Puncak dari dinamika-negatif Gereja Katolik Roma terjadi pada abad ke-16, ketika Martin Luther dari Inggris, pada tahun 1517, mengeluarkan 95 dalil Luther, yang intinya mengkritisi dan menelanjangi Gereja Katolik Roma sebagai lembaga yang telah menyimpang dari Alkitab karena pengaruh dunia. 95 dalil Luther itu kemudian menjadi embrio dari pergerakan ‘Protes’ gereja di Eropa berikutnya, yang akhirnya melahirkan sebuah lembaga gereja Kristen baru: Gereja Protestan!
Demikianlah, bahwa dalam sejarahnya, gereja Kristen telah mengalami dinamika yang negatif dalam berbagai konteks dan ukuran—dinamika internal, dan dinamika eksternal. Dinamika-negatif yang kemudian menjadi konflik intelektual berkepanjangan tentu saja dinamika gereja dengan kaum cendekia rasional yang selalu saling tarik menarik. Akhirnya, ujung dari dinamika-negatif ini, bangsa Eropa mengalami titik kebingungan orientasi, yang akhirnya melahirkan seorang Friedrich Nietzsche, dan kemudian Nietzsche-Nietzsche yang lain berikutnya.

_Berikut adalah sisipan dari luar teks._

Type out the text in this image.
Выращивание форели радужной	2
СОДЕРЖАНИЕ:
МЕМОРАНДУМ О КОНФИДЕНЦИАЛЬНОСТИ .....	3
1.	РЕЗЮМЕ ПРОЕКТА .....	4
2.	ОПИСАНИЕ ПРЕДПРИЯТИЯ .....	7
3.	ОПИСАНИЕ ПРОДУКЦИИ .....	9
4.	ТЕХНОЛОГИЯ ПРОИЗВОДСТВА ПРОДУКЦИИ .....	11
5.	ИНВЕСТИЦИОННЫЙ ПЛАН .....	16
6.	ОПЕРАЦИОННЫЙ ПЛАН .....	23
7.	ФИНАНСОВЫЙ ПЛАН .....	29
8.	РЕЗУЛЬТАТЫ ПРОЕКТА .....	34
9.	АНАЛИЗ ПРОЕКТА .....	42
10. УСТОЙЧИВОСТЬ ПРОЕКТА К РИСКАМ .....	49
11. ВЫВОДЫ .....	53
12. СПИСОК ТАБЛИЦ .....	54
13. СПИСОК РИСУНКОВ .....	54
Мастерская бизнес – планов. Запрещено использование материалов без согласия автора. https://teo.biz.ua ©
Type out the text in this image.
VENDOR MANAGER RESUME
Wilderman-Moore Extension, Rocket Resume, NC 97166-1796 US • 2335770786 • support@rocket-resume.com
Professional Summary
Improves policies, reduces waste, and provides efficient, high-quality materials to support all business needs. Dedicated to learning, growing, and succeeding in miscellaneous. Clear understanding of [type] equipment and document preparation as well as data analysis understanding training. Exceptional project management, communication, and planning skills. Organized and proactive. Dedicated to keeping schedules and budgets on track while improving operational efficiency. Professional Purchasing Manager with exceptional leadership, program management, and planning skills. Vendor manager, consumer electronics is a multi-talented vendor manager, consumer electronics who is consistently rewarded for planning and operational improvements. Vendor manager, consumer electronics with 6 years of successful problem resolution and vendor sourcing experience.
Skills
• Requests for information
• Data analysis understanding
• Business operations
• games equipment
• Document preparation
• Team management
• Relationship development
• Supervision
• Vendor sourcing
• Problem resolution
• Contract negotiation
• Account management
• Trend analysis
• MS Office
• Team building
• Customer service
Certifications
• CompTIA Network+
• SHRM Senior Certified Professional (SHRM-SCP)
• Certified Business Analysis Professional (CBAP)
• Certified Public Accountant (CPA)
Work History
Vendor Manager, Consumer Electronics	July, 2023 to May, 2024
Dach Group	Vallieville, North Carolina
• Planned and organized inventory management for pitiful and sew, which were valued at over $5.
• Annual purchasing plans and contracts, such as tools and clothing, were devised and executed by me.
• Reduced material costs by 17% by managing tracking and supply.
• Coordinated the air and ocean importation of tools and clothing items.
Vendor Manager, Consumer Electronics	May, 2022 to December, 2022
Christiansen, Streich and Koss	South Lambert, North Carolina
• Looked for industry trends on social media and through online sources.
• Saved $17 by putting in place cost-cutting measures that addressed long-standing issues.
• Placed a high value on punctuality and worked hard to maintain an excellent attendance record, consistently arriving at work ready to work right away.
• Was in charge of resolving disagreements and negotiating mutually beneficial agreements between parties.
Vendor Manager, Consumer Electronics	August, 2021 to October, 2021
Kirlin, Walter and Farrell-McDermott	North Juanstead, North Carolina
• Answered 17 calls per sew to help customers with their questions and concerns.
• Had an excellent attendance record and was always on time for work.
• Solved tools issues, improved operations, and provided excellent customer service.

SPIRITUALITAS: SEBUAH KEBUTUHAN
Dalam ungkapan yang satir, manusia adalah binatang yang berpikir. Karena itulah, manusia bukanlah binatang yang mampu hidup hanya demi tujuan dasar binatang: makan, istirahat & seks. Ada satu kebutuhan manusia yang membedakannya dengan binatang lain, yaitu berpikir! Dan puncak dari kebutuhan manusia itu adalah pertanyaan paling akhir seputar ‘apakah hidup ini’; ’siapakah kita’; ‘untuk apa hidup ini’ dan lain sebagainya.
Dari pertanyaan-pertanyaan kontempelatif itulah kemudian lahir ‘kesadaran-kesadaran’ konklusif, bahwa manusia adalah sebuah keberadaan yang kemungkinan besar ada karena diciptakan oleh Kekuatan Tinggi. Dari sinilah kiranya sangat dapat diterima, bahwa spiritualisme—yaitu segala hal yang berhubungan dengan ‘pertanyaan-pertanyaan tak terjawab’—lahir sebagai kebutuhan manusia yang sifatnya urgen, dan dalam konteks tertentu, menjadi bersifat primer.
Sipiritualitas adalah sebuah kebutuhan dasar manusia. Spiritualitas adalah kecenderungan alamiah manusia sebagai binatang yang berpikir.
TUHAN
Dalam kajian filsafat, ada beragam pemahaman dan kajian tentang Tuhan, yang tertuang dalam istilah aliran-aliran Filsafat. Karena memang banyak, tentu rumit membahasnya dalam forum seperti ini. Tapi pada dasarnya, konsep tentang Tuhan sangat mudah untuk di-’renung’-i.
Tuhan, dalam banyak bentuk pemahaman manusia, diyakini sebagai ‘Kekuatan Paling Tinggi’ yang menguasai kehidupan. Hal itu sangat mahfum dan umum, bahwa memang sangat mudah untuk memahami bahwa ada ‘hierariki-eksistensi’ dari kehidupan, yaitu mahluk dan Tuhan. Konsep ini sangat mudah untuk diterima dan membuat kita sangat nyaman. Adanya ‘Kekuatan Tinggi’ memberi kita rasa aman dari rasa takut akan berbagai kepayahan hidup: ketidakadilan, kesulitan-kesulitan, dan balasan-balasan perbuatan.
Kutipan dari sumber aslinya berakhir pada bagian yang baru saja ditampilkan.